18 de março de 2001

Coco mata

Jornal O Estado do Maranhão
Hoje, já não se sabe mais o que fazer para ter uma vida dita saudável. Durante anos, ouviu-se dizer que o uso da margarina, em substituição à manteiga, é que é o certo para evitar o mau colesterol e outros problemas. Um estudioso qualquer, que levou anos pesquisando, enquanto a gente enchia o pão e a frigideira de margarina, está dizendo que não faz diferença. Um dia pode, outro dia não pode. Um dia deve, outro não. Desse jeito acaba-se morrendo é de susto, no mais perfeito estado de saúde.
Houve um tempo em que correr, “fazer cooper”, era o máximo. Quem não fizesse ia, já, já, ter um ataque de coração, talvez um derrame cerebral, hoje apelidado de AVC, Acidente Vascular Cerebral. Ou uma doença ia atacar. Qualquer uma. Depois de muitas vértebras deslocadas, tendinites e outras mazelas, veio a novidade: andar é muito melhor do que correr. Nada de forçar a coluna, prejudicar o joelho, torcer o tornozelo etc.
Nessa época, um amigo meu ia à praia, diariamente, “fazer cooper”. Em uma bela manhã de sol, lá vem ele trotando pelas areias da praia de São Marcos.

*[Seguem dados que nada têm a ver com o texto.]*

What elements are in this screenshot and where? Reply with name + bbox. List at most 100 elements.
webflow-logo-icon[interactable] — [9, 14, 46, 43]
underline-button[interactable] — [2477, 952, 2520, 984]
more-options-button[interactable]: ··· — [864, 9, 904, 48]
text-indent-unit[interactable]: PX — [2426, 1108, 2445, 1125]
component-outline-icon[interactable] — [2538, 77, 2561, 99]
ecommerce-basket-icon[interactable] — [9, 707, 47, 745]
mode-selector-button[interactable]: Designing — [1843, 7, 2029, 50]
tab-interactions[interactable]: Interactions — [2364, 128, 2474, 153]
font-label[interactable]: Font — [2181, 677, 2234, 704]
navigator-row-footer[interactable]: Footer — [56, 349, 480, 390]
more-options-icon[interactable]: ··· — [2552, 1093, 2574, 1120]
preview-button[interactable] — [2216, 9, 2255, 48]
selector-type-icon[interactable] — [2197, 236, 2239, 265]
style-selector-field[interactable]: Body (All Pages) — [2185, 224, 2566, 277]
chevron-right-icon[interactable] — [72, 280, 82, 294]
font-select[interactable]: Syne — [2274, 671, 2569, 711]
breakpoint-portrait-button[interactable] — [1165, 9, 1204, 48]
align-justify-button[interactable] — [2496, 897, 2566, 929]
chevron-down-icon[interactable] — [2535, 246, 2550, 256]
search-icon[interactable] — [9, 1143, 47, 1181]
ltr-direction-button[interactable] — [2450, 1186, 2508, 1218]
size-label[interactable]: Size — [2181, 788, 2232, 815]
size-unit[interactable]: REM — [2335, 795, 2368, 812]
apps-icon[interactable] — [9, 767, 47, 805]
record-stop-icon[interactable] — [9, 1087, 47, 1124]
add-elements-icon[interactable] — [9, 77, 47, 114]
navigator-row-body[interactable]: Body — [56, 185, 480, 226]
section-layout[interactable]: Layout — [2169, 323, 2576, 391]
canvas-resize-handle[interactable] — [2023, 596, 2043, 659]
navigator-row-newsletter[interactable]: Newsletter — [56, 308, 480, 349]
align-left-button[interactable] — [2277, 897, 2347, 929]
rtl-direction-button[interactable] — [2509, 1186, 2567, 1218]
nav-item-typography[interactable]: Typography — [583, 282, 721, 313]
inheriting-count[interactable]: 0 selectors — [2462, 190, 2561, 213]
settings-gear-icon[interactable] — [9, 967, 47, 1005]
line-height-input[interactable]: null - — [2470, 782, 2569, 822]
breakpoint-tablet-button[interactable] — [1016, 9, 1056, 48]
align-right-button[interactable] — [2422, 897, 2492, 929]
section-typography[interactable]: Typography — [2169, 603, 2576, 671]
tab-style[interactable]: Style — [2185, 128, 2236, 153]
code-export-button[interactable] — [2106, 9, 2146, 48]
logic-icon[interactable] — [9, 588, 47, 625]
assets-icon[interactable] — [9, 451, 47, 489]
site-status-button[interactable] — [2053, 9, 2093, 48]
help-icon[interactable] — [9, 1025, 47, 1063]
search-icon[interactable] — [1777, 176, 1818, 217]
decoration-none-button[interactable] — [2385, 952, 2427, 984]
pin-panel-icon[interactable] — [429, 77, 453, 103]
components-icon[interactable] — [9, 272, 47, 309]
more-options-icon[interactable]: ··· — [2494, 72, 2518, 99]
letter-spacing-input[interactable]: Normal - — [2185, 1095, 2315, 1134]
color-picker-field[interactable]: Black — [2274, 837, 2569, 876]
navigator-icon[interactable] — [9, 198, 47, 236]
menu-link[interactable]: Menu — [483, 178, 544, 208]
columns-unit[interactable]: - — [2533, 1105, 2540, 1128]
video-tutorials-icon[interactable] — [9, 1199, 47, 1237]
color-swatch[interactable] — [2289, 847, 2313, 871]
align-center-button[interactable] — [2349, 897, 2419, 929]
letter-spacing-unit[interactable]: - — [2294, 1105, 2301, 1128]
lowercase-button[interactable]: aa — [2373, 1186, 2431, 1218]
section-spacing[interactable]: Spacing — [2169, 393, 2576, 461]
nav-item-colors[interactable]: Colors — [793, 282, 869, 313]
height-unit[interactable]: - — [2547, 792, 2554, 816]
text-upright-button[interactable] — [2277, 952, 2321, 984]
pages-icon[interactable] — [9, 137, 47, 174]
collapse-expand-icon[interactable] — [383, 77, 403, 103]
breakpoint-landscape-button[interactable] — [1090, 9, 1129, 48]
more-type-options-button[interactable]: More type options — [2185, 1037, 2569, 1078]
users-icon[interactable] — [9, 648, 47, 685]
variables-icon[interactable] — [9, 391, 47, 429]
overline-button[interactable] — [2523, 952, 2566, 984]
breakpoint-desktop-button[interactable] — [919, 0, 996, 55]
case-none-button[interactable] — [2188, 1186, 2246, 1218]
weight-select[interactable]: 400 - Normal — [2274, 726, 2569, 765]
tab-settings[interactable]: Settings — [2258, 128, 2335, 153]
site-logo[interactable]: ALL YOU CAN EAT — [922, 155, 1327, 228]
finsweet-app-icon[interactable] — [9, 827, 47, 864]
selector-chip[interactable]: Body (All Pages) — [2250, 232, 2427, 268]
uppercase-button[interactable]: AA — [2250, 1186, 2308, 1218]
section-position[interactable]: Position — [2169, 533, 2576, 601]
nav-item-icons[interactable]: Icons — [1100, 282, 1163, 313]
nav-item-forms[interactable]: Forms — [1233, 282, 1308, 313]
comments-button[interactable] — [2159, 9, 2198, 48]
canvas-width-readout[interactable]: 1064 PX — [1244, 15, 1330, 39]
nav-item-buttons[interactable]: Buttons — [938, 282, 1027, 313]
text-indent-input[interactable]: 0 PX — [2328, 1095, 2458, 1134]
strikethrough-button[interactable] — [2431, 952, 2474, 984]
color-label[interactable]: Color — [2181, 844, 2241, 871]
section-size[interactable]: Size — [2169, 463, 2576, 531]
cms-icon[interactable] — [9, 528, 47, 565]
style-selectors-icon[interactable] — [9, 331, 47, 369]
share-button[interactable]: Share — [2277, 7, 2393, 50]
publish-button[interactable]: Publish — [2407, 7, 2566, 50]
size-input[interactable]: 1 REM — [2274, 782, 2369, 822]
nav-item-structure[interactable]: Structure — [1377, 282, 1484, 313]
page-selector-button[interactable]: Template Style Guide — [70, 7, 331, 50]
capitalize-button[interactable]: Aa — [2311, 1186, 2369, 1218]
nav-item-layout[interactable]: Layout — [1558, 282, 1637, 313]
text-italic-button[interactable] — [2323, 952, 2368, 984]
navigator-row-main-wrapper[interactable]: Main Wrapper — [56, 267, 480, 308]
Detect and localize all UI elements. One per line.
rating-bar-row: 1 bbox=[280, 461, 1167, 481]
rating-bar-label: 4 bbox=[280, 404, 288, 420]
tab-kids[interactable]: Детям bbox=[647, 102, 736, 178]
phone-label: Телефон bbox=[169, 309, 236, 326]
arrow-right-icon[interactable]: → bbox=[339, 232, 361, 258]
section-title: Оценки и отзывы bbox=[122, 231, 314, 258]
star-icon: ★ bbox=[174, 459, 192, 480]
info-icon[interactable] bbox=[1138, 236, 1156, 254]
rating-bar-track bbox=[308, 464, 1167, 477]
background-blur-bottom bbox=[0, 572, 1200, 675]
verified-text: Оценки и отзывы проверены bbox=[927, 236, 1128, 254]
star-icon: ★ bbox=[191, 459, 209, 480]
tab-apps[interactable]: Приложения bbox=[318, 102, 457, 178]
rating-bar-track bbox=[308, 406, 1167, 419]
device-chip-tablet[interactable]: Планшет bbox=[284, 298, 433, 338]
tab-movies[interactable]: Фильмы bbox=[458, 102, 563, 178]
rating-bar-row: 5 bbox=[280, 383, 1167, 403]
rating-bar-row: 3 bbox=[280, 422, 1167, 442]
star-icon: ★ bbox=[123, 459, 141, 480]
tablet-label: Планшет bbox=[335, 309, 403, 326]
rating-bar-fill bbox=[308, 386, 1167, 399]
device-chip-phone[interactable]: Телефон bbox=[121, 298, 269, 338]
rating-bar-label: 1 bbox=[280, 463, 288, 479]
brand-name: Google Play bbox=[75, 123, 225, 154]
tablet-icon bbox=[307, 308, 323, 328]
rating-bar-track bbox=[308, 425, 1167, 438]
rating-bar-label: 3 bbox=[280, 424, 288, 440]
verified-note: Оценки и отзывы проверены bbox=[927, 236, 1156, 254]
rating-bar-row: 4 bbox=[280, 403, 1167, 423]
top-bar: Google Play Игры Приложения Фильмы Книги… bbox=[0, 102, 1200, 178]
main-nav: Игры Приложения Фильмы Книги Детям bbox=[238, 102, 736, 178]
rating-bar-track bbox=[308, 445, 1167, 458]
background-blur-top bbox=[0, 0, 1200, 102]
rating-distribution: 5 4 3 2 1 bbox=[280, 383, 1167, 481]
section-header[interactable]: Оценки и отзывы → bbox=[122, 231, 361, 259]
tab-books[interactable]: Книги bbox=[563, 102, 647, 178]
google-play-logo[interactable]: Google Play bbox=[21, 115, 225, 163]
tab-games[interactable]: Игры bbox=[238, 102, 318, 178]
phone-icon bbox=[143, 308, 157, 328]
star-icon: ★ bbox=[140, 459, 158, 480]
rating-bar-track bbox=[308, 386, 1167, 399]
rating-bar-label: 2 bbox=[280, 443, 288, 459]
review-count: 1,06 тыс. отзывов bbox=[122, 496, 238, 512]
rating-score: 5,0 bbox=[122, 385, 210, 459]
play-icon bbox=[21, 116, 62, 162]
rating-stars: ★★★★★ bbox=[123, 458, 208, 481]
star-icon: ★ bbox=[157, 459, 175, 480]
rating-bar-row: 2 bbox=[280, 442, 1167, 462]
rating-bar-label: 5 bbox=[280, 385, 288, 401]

Belas jovens, daquelas que se vêem nas revistas masculinas, observam seu desempenho olímpico, cochichando e rindo. Ele interpretou o alvoroço como admiração por seus dotes atléticos. Vai ver, elas estavam dando bola pro coroa. Ele, peito pra fora, barriga pra dentro, queixo pra cima, acelera o passo. Aí...:
— Olha aí, vovô, cuidado com o coração! Vai devagar! Até hoje ele não se recuperou do trauma. Vovô... Nem de tio lhe chamaram! Ficou achando que essas recomendações para manter a forma são feitas por jovens atletas para humilhar senhores como ele. O pior é que, de tão obsessivo com o “cooper”, ele acabou ficando mais ansioso, em vez de menos, como esperava. — É batata. Tu vais relaxar depressinha — tinha garantido um vizinho entendido.
Isso me faz lembrar o conselho que nos dão, de fazer check-ups anuais, depois de certa idade. O sujeito consulta especialistas, toma todas as precauções, faz os exames indicados, fica ansioso à espera do resultado. No fim, vem a notícia: — Está tudo ótimo... Para sua idade! Foi o caso de outro amigo.
O pobre coitado ficou sem saber se a notícia era boa ou ruim. Será que tudo estava bem, mas a idade não? Qual o mistério daquele “para sua idade”? Mas, se era a idade que estava mal, como podia o resto estar bem? Será que tudo estava mal? Isso teria conserto? Uma cirurgia resolveria tudo, ou o caso era perdido?
— Aposto como esse médico quer me enrolar Esse “está tudo ótimo” não me engana — pensou a vítima. — Vai ver que estou com alguma doença grave. Essas dores de cabeça que eu venho sentindo, esse cansaço... Aí tem. Talvez eu tenha que ir pra um lugar onde a medicina disponha de mais recursos.. Era por isso que eu não queria fazer esses exames. Culpada é minha mulher que me obrigou.
O sujeito acaba ficando doente de verdade. Da cabeça. Se não era, passa a ser um estressado, um ansioso. A paranóia ataca: — Esses caras vão acabar me matando. Uma porção de exames pra continuar nessa dúvida! Assim vou acabar tendo um ataque de coração.
E as dietas pra emagrecimento? É a da lua, a do sol, as protéicas, as hiperprotéicas. Tem com massa, sem massa, com carne, sem carne, com fruta, sem fruta, com reza, sem reza. Interessante é que, mesmo nos casos em que a dieta é séria, a culpa pelo fracasso nunca é de quem faz. Os culpados são o Carnaval (a Semana Santa não), o São João, as festas de fim de ano, o aniversário da sogra, do irmão, da mulher, do marido, do filho, do pai, da mãe, do afilhado, do chefe no serviço. Já ouvi gente dizer que a culpa era da televisão que fica passando aquelas propagandas de comida a toda hora. Nos Estados Unidos, descobriram que lamber selo engorda.
O certo é que, pelo andar dessa carruagem, chegará o dia de se ouvir dizer que comer é perigoso, andar faz crescer a barriga, botar a cara na rua faz mal. Aí então, se alguém madrugar no quintal e um coco lhe cair na cabeça, a manchete do dia seguinte vai garantir: “Está provado. Coco de manhã cedo mata”.